The administration has already rescinded thousands of grants from universities nationwide, and President Donald Trump’s proposed federal budget would further slash funding to schools. If Congress signs off on that plan, campuses like UMass — which are already hurting from terminated grants — could lose more than half their federal research support.
In May, UMass mechanical engineering professor Matthew Lackner got the email no researcher wants: The government canceled his six-year, $3 million grant from the National Science Foundation. His lab was conducting research and training graduate students on renewable energy.
“I was hoping we’d sneak under the radar,” he said. “But given the topic, I wasn’t shocked.”
Lackner’s training program supported 35 graduate students, including Shannon Callaham, who is studying how vulnerable communities adapt to climate change. Beyond feeding her scientific curiosity, the university job helped the mother of two cover a mortgage and bills.
“I was supposed to be paid in May for the summer and I still don’t have a paycheck,” she said, noting that she’s dipping into her savings to cover costs and attend scientific conferences.
Callaham believes the cuts are part of the administration’s plan to erode public trust in science. And looking forward, she’s not optimistic about those dollars coming back.
Trump’s proposed budget for the next fiscal year, which begins in October, would axe National Science Foundation funding for fellowships, scholarships and postdoctoral programs by more than 65%, likely cutting off thousands of early-career scientists.
Since March, the administration has already pulled more than 4,000 NSF and National Institute of Health awards from universities, worth about $10 billion. That includes more than 360 NIH-funded training grants, according to the grassroots website Grant Watch. A judge last week ordered the government to restore some of those NIH grants. It’s not yet clear what will happen with a lawsuit over the terminated NSF funding.
Massachusetts has lost more than any other state. Supporters of the administration’s actions say that was intentional. They say it’s time to rethink how — and where — taxpayer-funded science gets done.

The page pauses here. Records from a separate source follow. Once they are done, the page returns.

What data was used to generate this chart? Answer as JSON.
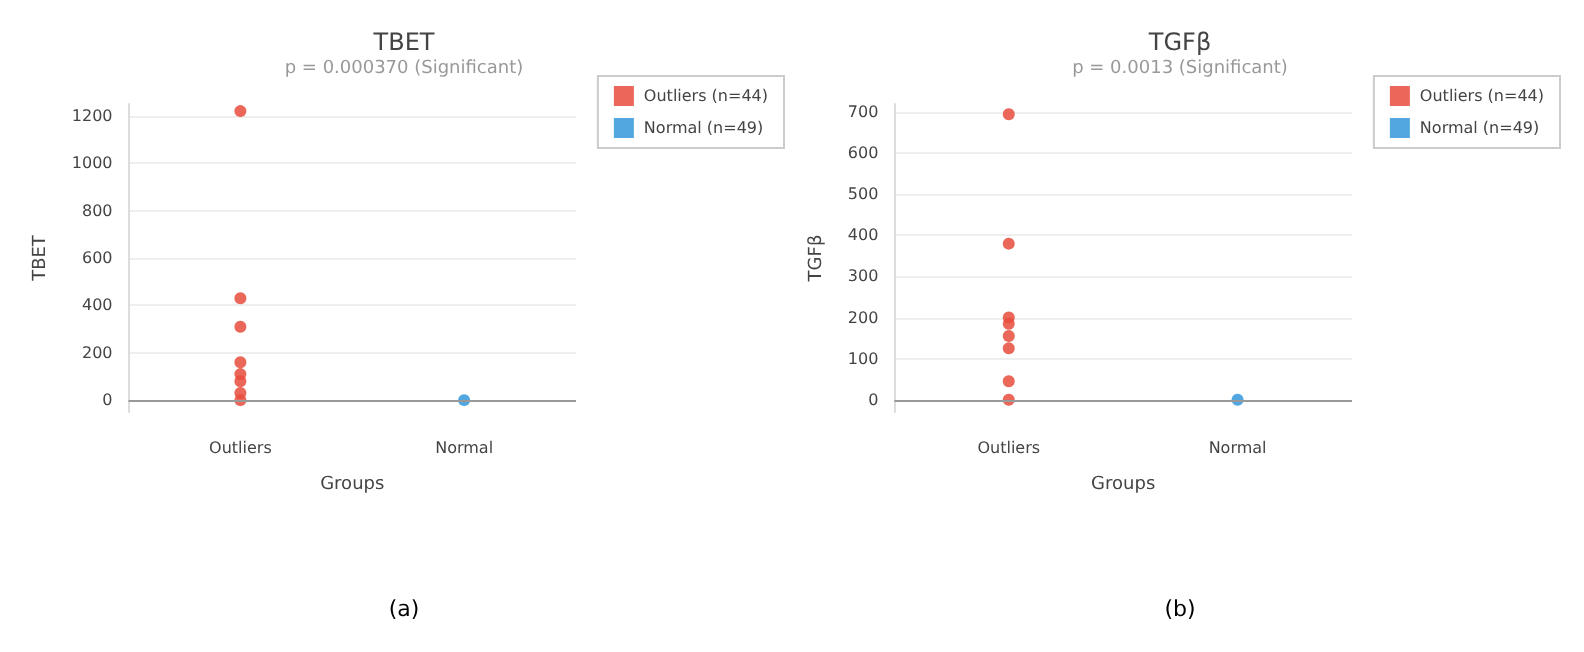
{
  "chart_data": [
    {
      "type": "scatter",
      "title": "TBET",
      "subtitle": "p = 0.000370 (Significant)",
      "xlabel": "Groups",
      "ylabel": "TBET",
      "categories": [
        "Outliers",
        "Normal"
      ],
      "ylim": [
        -50,
        1250
      ],
      "yticks": [
        0,
        200,
        400,
        600,
        800,
        1000,
        1200
      ],
      "grid": "y",
      "legend": "top right",
      "marker": "circle",
      "annotations": [
        "(a)"
      ],
      "series": [
        {
          "name": "Outliers (n=44)",
          "color": "#e74c3c",
          "x": [
            "Outliers",
            "Outliers",
            "Outliers",
            "Outliers",
            "Outliers",
            "Outliers",
            "Outliers",
            "Outliers"
          ],
          "values": [
            1220,
            430,
            310,
            160,
            110,
            80,
            30,
            0
          ]
        },
        {
          "name": "Normal (n=49)",
          "color": "#3498db",
          "x": [
            "Normal"
          ],
          "values": [
            0
          ]
        }
      ]
    },
    {
      "type": "scatter",
      "title": "TGFβ",
      "subtitle": "p = 0.0013 (Significant)",
      "xlabel": "Groups",
      "ylabel": "TGFβ",
      "categories": [
        "Outliers",
        "Normal"
      ],
      "ylim": [
        -30,
        720
      ],
      "yticks": [
        0,
        100,
        200,
        300,
        400,
        500,
        600,
        700
      ],
      "grid": "y",
      "legend": "top right",
      "marker": "circle",
      "annotations": [
        "(b)"
      ],
      "series": [
        {
          "name": "Outliers (n=44)",
          "color": "#e74c3c",
          "x": [
            "Outliers",
            "Outliers",
            "Outliers",
            "Outliers",
            "Outliers",
            "Outliers",
            "Outliers",
            "Outliers"
          ],
          "values": [
            695,
            380,
            200,
            185,
            155,
            125,
            45,
            0
          ]
        },
        {
          "name": "Normal (n=49)",
          "color": "#3498db",
          "x": [
            "Normal"
          ],
          "values": [
            0
          ]
        }
      ]
    }
  ]
}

“There’s nothing special and magical about the water in the Charles River that makes people better researchers,” said Jay Greene, an education policy researcher at The Heritage Foundation.
Greene said there are great research universities throughout the United States that could use more support, and right now, he contends, too much money flows to higher education hubs like Massachusetts.
“Harvard snaps up researchers from around the country with the war chest that it builds up with taxpayer money,” he said. “Well, maybe they’ll get moved to somewhere else. And that might be bad for Boston, but it might be really great for St. Louis or Nashville.”
Critics warn these reductions are hitting those places, too, and in the end, will hollow out the nation’s scientific research pipeline.
“You have a bunch of people who are in the middle of their graduate studies who could be cut off,” said chemist Holden Thorp, former chancellor at University of North Carolina at Chapel Hill and editor-in-chief of Science.
Thorp said wealthy private schools can absorb some of the blow. Public schools? Not so much.
For example, UNC Chapel Hill planned to strengthen its position in the national research landscape with a new building. That plan is now on pause due to terminated grants and uncertainty around future federal research funding.
“We’re going to have a lost generation of scientists,” he said. “Even if things come back down the road, it’s going to be very hard to build that back.”